The Christmas period is always a key time of year for retailers and how they fare can always be a decent bellwether to how they perform for the rest of the year.
Last week high street bellwether Next underwhelmed the market with a disappointing Christmas trading period. The company downgraded its profit forecasts for 2017 while warning of prices rises as the effects of a lower pound shrink margins.
This week we’ll get further colour on this narrative with a whole range of trading updates from retailers ASOS, Debenhams, Marks and Spencer and Primark amongst others, and there is a worry that the boom seen in retail sales, has been at the expense of retail profit margins.
The latest trading update from Marks and Spencer, which has continued to struggle with its general merchandise business for several years has been in the shadow of Next’s on-line business model for some time now.
Last week’s profits warning from Next would appear to suggest that the good times seen since 2008, when Next share price was 1,000p and went as high as 8,000p in 2015, appear to be firmly in the rear view mirror. Since those heady days Next share price has halved to trade near 4,000p and raises the question as to whether we could see further declines in the short to medium term.
Management has cited a continued uncertain outlook as a result of the recent Brexit vote, for the current woes, however the declines in the Next share price predated the Brexit vote, and would suggest that the company’s problems are more deep rooted, whereas Boohoo.com, another clothing retailer has seen its share price triple since the beginning of last year.
In the same period of time while Marks and Spencers fortunes has diverged from Next, and its share price remains well below the levels seen at its peaks in 2007, its declines have been cushioned by the fact it has a more diverse product range than Next, with a very popular food offering.
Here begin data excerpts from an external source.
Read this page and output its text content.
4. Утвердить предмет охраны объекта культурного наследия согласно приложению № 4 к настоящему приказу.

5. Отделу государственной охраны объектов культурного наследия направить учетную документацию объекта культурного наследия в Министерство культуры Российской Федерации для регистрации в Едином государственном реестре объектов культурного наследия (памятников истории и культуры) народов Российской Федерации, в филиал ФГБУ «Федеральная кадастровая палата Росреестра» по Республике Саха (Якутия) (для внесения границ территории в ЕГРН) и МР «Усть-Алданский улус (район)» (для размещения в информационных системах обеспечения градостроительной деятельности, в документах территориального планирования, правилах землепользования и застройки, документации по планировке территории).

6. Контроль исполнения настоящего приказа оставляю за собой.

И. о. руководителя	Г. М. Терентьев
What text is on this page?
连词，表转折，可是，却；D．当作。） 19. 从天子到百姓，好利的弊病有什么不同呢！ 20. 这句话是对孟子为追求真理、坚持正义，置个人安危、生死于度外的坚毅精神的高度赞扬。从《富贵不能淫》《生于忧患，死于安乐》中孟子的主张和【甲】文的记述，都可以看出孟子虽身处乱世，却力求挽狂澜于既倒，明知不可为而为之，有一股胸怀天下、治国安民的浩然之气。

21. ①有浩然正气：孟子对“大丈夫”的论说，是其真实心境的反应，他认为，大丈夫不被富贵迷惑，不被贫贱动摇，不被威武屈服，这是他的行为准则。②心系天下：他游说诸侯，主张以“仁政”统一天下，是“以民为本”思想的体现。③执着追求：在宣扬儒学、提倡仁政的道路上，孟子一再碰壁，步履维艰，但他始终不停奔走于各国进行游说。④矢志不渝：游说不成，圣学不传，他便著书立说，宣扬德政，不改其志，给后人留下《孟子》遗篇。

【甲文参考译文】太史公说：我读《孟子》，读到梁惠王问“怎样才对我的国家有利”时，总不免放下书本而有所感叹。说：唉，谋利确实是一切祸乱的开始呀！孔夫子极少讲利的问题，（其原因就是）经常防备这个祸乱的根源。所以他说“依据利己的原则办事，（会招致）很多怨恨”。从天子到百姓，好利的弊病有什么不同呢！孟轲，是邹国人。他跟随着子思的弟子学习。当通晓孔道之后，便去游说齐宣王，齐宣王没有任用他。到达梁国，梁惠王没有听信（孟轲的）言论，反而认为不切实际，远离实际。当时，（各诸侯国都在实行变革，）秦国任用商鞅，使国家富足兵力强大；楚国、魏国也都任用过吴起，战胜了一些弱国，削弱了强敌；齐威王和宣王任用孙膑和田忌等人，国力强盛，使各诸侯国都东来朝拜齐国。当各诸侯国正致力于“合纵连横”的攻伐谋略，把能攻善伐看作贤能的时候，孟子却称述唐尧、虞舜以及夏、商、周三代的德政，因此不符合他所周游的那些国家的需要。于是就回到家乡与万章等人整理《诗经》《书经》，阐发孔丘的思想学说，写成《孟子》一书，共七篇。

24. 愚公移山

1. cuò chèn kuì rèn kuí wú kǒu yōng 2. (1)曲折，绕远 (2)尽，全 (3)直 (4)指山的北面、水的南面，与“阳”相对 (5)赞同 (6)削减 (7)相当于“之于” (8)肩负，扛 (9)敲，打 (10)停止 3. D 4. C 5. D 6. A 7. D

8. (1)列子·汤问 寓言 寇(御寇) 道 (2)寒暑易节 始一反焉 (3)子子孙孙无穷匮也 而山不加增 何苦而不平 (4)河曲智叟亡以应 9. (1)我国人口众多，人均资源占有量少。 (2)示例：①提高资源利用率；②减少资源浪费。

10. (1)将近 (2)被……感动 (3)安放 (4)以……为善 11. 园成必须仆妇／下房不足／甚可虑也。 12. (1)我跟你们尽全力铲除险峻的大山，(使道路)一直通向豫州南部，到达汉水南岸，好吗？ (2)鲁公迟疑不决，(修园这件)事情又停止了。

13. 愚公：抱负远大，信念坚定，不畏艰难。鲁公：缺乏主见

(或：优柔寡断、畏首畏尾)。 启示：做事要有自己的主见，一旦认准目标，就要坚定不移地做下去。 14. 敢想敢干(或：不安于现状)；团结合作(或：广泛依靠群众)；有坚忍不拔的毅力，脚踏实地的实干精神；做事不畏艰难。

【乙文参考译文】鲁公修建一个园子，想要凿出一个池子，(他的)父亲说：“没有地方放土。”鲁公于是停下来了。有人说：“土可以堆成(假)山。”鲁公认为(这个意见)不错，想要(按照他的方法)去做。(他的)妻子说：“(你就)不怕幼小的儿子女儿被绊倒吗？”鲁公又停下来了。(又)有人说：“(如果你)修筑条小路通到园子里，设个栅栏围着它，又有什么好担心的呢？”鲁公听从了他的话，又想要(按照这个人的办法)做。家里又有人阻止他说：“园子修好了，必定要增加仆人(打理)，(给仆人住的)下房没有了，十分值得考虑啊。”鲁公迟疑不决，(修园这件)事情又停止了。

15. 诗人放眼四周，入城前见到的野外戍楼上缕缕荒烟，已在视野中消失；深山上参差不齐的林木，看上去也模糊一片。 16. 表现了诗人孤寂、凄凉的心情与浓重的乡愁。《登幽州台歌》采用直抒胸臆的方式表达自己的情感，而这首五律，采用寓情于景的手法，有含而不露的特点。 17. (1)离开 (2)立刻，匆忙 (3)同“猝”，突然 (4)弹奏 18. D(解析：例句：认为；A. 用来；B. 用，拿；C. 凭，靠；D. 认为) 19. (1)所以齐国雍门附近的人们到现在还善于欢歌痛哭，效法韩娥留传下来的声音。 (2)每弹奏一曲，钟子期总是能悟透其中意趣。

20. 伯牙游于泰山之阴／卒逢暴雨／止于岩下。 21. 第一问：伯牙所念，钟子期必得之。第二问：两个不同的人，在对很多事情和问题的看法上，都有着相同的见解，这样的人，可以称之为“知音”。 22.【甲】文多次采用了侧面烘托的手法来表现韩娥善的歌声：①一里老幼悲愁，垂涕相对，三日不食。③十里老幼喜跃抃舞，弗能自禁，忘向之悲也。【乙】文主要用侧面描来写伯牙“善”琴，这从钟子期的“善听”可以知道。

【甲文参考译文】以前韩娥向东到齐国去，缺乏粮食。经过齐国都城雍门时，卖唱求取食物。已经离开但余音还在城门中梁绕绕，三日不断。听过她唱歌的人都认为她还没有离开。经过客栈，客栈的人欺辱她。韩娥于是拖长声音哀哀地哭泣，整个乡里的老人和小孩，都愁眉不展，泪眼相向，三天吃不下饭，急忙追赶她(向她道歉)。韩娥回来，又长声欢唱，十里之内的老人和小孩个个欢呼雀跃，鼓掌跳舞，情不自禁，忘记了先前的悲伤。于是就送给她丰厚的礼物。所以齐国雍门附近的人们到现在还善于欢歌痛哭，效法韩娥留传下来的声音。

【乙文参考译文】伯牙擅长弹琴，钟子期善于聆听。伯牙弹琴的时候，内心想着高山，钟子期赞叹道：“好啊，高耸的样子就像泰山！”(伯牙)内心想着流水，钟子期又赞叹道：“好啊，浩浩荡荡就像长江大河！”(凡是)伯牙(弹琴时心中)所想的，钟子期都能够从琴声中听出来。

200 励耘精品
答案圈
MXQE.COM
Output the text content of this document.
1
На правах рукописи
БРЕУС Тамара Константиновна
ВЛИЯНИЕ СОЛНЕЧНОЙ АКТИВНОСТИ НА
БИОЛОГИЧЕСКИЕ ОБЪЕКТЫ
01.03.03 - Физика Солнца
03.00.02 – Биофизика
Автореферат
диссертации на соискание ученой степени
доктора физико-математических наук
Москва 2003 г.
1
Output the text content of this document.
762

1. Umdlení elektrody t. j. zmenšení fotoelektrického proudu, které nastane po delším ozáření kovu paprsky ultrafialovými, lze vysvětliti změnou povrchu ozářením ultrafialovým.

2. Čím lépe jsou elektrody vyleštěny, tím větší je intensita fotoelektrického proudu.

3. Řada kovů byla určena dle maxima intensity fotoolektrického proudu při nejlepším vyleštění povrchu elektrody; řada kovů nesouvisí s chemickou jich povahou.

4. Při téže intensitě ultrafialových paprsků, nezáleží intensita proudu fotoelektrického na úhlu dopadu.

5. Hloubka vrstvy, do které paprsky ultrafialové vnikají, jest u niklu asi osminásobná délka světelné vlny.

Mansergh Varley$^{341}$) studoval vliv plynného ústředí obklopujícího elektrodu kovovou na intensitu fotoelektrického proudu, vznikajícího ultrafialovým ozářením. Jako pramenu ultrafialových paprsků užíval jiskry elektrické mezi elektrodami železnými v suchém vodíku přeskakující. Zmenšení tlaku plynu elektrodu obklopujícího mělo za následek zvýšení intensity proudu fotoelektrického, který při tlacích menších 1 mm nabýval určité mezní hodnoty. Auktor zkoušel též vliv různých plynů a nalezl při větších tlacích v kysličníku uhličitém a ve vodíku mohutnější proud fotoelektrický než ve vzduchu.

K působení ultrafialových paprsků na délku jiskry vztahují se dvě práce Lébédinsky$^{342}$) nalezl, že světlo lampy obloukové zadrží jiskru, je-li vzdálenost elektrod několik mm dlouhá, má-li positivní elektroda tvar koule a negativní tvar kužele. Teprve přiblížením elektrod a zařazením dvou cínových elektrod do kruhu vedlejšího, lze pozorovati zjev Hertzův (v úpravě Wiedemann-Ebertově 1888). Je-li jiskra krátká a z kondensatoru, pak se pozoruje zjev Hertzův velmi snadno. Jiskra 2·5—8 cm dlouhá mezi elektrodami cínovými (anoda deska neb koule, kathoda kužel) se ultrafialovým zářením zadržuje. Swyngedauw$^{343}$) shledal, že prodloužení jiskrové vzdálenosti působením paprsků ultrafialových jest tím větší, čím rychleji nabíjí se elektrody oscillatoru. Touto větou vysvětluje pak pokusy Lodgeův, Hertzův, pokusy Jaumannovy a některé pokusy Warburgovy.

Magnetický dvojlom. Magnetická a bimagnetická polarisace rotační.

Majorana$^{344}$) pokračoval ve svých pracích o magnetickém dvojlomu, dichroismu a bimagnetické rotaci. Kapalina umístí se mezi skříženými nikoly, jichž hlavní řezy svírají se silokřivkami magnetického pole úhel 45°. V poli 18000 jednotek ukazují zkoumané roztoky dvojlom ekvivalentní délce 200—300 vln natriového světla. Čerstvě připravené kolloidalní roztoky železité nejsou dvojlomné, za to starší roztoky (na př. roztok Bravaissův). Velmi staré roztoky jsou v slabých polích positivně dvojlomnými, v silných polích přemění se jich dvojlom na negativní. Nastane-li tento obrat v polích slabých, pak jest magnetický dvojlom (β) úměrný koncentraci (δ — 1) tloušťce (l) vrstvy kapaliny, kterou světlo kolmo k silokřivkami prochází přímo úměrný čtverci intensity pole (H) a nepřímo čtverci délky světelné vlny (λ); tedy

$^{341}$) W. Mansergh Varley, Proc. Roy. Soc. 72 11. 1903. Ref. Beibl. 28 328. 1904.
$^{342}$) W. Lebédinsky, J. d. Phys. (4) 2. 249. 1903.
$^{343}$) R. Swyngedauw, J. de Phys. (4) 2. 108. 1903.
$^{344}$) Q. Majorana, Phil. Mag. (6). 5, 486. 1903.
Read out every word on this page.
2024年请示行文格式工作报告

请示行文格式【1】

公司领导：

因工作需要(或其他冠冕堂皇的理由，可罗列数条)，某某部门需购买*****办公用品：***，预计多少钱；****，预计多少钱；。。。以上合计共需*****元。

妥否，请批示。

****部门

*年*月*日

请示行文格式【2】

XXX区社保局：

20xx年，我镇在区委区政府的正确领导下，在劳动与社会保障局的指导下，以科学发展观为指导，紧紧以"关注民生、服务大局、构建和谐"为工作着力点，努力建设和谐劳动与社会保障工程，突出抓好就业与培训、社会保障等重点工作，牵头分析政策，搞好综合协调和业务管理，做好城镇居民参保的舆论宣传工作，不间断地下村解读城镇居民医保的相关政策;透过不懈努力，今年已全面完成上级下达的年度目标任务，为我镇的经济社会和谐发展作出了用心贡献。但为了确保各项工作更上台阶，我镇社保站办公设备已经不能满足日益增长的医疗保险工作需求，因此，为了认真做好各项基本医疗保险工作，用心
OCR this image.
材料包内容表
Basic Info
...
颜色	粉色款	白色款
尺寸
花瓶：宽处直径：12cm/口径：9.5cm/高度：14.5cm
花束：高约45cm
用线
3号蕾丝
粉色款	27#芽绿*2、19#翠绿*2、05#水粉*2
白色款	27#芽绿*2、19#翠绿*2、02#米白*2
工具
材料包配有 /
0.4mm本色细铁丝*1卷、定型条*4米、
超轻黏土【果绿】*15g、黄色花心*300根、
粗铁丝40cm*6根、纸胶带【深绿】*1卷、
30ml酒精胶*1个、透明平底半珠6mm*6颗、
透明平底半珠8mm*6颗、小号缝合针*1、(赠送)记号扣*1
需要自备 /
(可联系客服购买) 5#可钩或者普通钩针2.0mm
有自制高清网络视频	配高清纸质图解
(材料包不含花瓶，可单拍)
M&S’s saving grace given its clothing struggles is its food division which has consistently outperformed the rest of the business, and which the company appears to be leveraging up on with the opening of new Food Halls purely tailored to the sale of its grocery ranges.
With the share price continuing to struggle just above 300p, pressure is likely to grow on new CEO Steve Rowe as he restructures the business by closing unprofitable stores and focussing on areas that deliver value to the bottom line. Key amongst this has been food which has consistently outperformed and the opening of larger food halls suggests that this strategy is well on course with big stores opening in Tonbridge, Barnes and Chichester quite recently.
The problem that Marks and Spencer’s has had over the past few years and now latterly Next, has been the increase in competition in the retail space, with companies like ASOS, Boohoo.com and Primark eating into their market share.
This week’s trading update could well surprise to the upside for Marks and Spencer given recent retail sales data which showed food sales did well in the lead-up to Christmas. A decent performance here along with evidence that the general merchandise division is starting to show signs of a turnaround may well be the catalyst to drive the share price higher and keep the heat off new CEO Steve Rowe.
The big concern now is that this deflation premium, which has been achieved on the back of lower commodity prices and increased competition could be about to come to an end as a lower pound starts to drive up import costs.
Last year’s Marmitegate saga was the first indication that higher import prices were starting to see some supply chain pass through, and despite a strong last quarter for UK retail sales, the next two weeks for UK retailers are likely to act as a key bellwether for UK consumers as they report on how well they have done in the pre and post period Christmas trading period.
It’s becoming increasingly clear that the retail space is changing rapidly, John Lewis pre-Christmas numbers once again showed decent sales growth, building on the back of a strong Black Friday performance, reflecting the fact that if the product is right then the numbers should take care of themselves.
In this context this week’s trading updates from Marks and Spencer, Tesco and John Lewis should give us further insight about the likelihood of a slowdown in consumer spending as we head into 2017, and whether the warnings from Next are unique to their business model, or the shape of things to come.
Tesco’s announcement of 1,000 job losses this week speaks to the pressures on retailers from slimmer margins as competition from Aldi and Lidl continues to squeeze the capacity to pass on price increases.
Given all of this it would be perfectly rational for UK consumer spending to slow down in the coming year simply because it has to; annual retail sales growth in excess of 6% is unsustainable on any measure.
Since 2004 we’ve seen annual retails sales growth breach 6% on just three occasions, and on each occasion we saw a sharp slowdown, back to levels of around 2.5%. Using Brexit as an excuse is likely to become a catch all to hide an inability to adapt to a constantly changing retail environment, and it really needs to be called out.